Liberté-initiative, liberté
singulière, appel et réponse, communauté indécidable ( plutôt qu’ « inavouable »,
comme le voulait Maurice Blanchot).
Une aptitude au recommencement des liens s'inaugure ainsi, dans le cas
optimal de la finition d'une cure — et nous savons combien nous en sommes
loin, le plus souvent ! Une aptitude au recommencement, dont la portée implicitement politique
est évidente, tant il est vrai que le sujet analysé est un sujet irréconcilié, et en ce sens un sujet ré-volté.

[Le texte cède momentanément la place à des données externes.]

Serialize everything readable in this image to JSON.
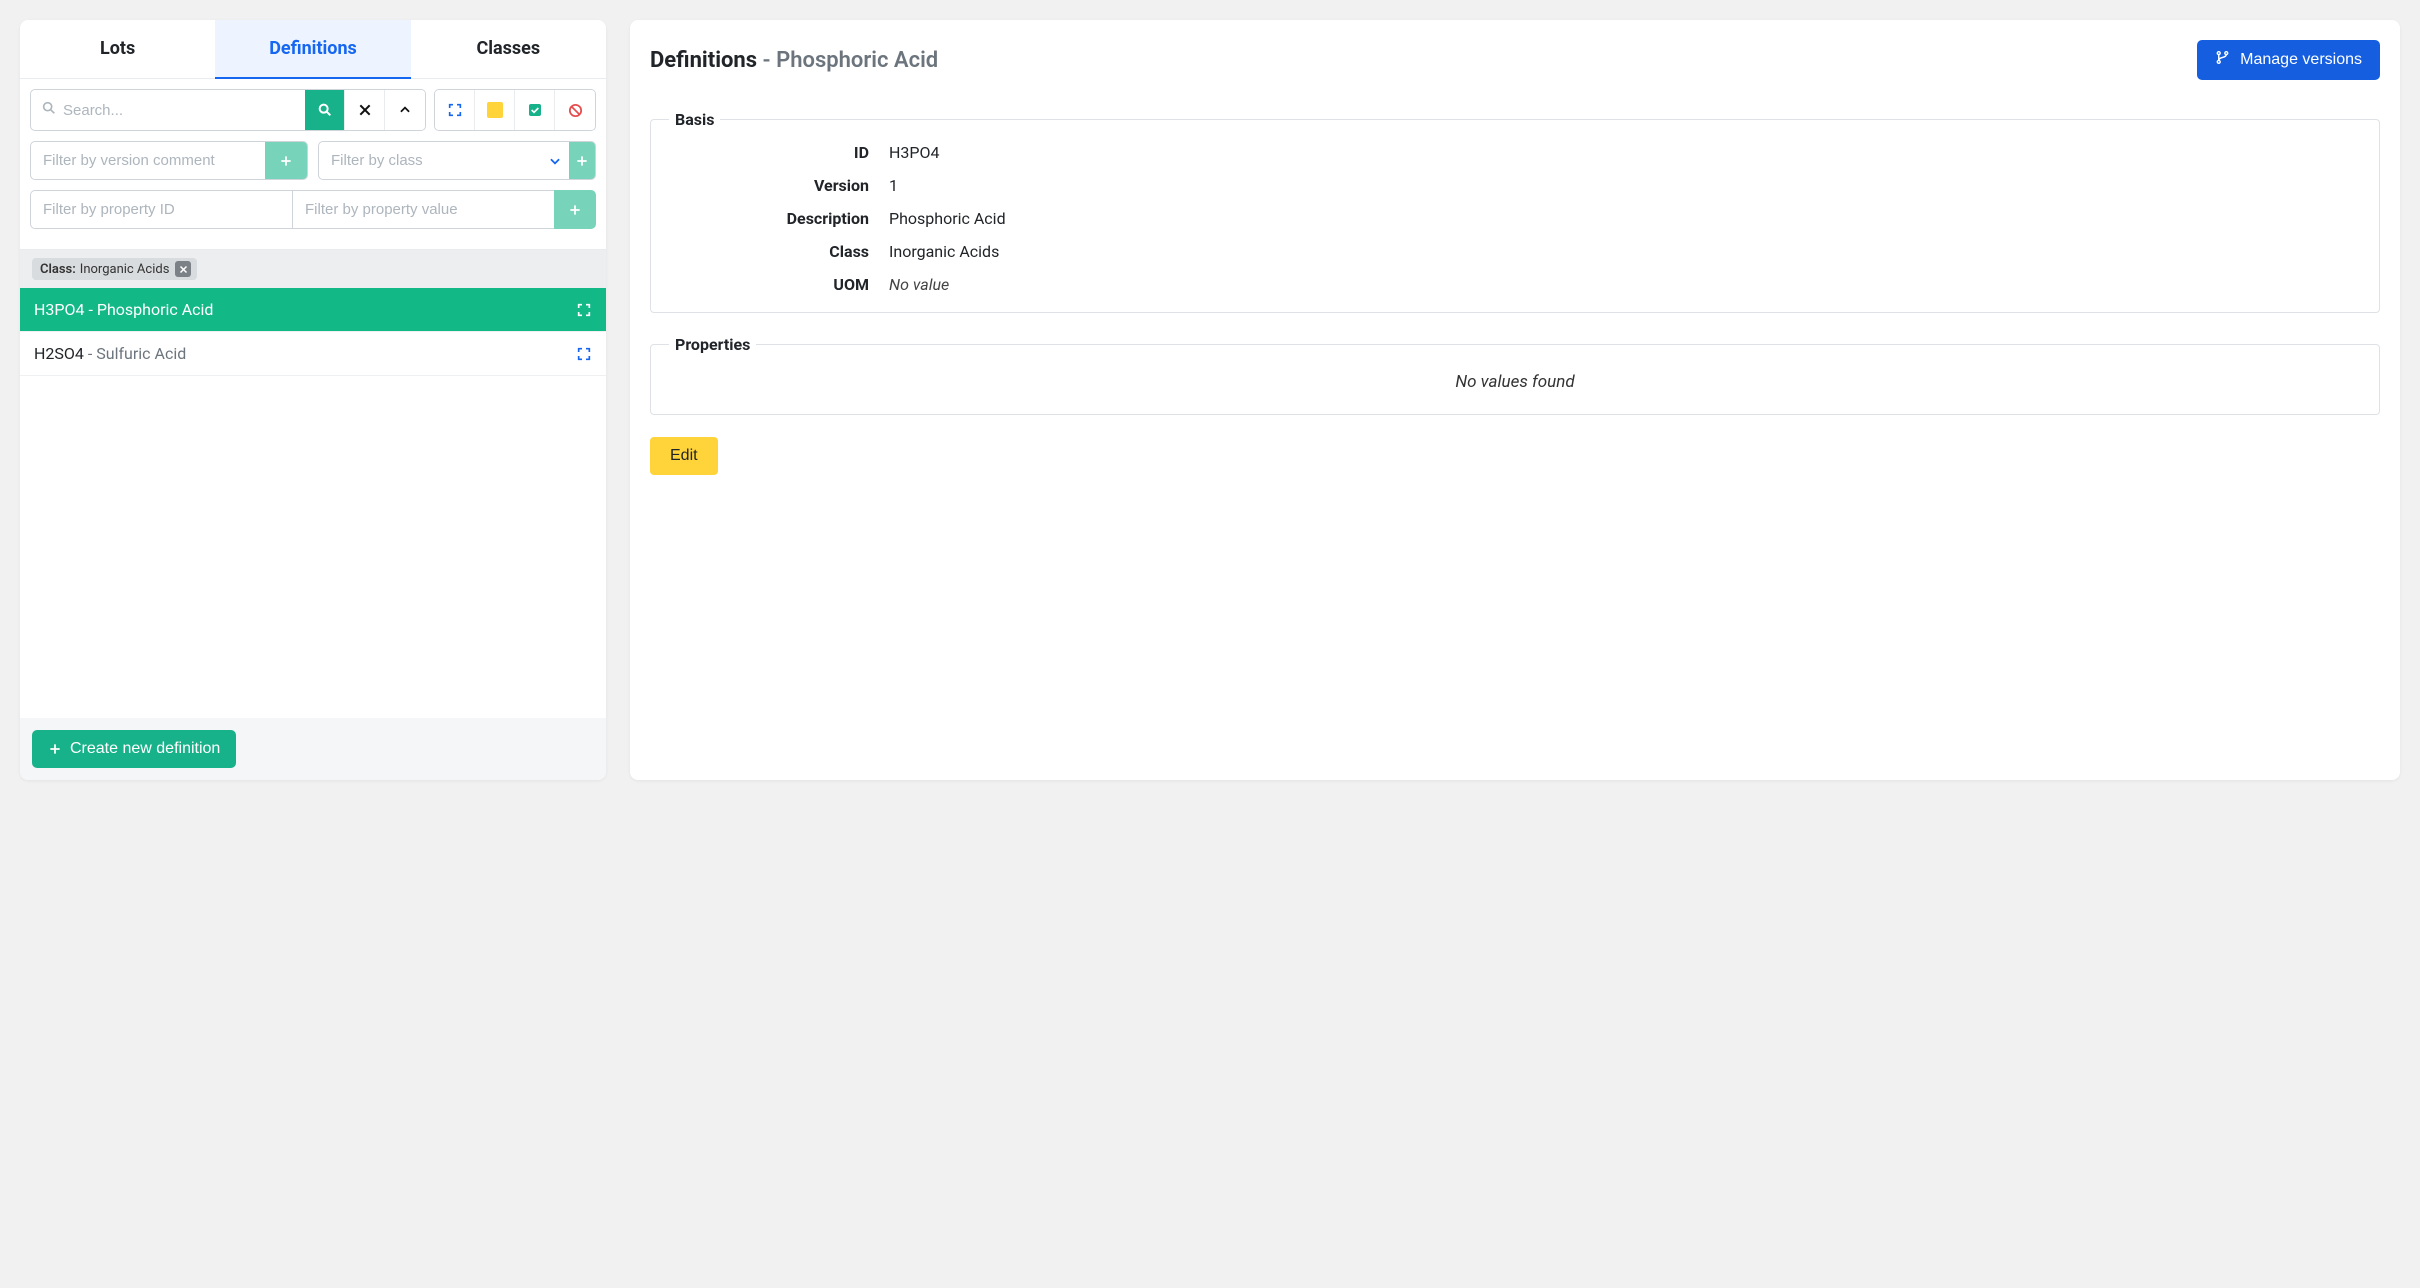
{
  "tabs": {
    "lots": "Lots",
    "definitions": "Definitions",
    "classes": "Classes"
  },
  "search": {
    "placeholder": "Search..."
  },
  "filters": {
    "version_comment_placeholder": "Filter by version comment",
    "class_placeholder": "Filter by class",
    "property_id_placeholder": "Filter by property ID",
    "property_value_placeholder": "Filter by property value"
  },
  "chip": {
    "label": "Class:",
    "value": "Inorganic Acids"
  },
  "items": [
    {
      "id": "H3PO4",
      "name": "Phosphoric Acid",
      "selected": true
    },
    {
      "id": "H2SO4",
      "name": "Sulfuric Acid",
      "selected": false
    }
  ],
  "footer": {
    "create_label": "Create new definition"
  },
  "detail": {
    "heading_prefix": "Definitions",
    "heading_sep": " - ",
    "heading_name": "Phosphoric Acid",
    "manage_versions_label": "Manage versions",
    "basis_legend": "Basis",
    "properties_legend": "Properties",
    "properties_empty": "No values found",
    "edit_label": "Edit",
    "fields": {
      "id": {
        "k": "ID",
        "v": "H3PO4"
      },
      "version": {
        "k": "Version",
        "v": "1"
      },
      "description": {
        "k": "Description",
        "v": "Phosphoric Acid"
      },
      "class": {
        "k": "Class",
        "v": "Inorganic Acids"
      },
      "uom": {
        "k": "UOM",
        "v": "No value"
      }
    }
  }
}
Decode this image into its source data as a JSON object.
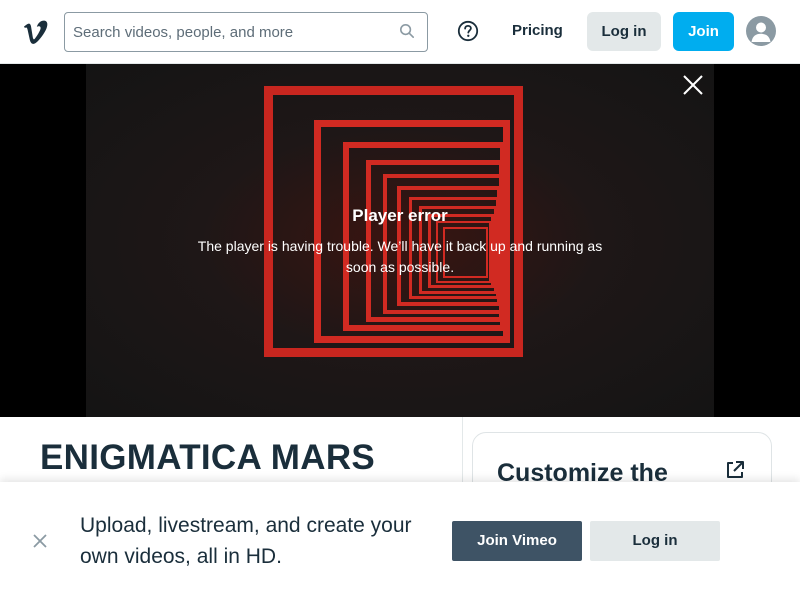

« Je me révolte, donc nous sommes »( Camus)… à venir, sans fin (
ajouterai l’analyste).
Pour le dire autrement :
— L'analysant
découvre sa conflictualité inconciliable, le clivage dramatique qui le
constitue et qui le déprend de toute volonté d'emprise, de puissance ou même
d'unité. Cette liberté-là éloigne la psychanalyse de l’humanisme moraliste et
béatifiant, mais non de l’humanisme comme refondation continue.
—
L'aptitude à la ré-volte conduit
l'analysé à re-créer des liens,- ce qui pourrait signifier que
l'expérience analytique serait à la source d'un humanisme non pas tragique,
mais vigilant et énergique.
J'emploie le mot « ré-volte » au sens étymologique et
proustien du terme : retour du sens à la pulsion et vice versa, pour révéler la
mémoire et recommencer la vie psychique du sujet. En ouvrant à l'infini le
questionnement des systèmes de valeur, la psychanalyse n'est ni une croyance ni
un nihilisme : car l’interprétation prend position pour assumer un jugement dans
une situation précise, tout en étant capable de le remettre en cause dans une
nouvelle rencontre intersubjective, à partir de cette neutralité bienveillante
que nous obtenons par les liquidations plurielles des transferts pluriels.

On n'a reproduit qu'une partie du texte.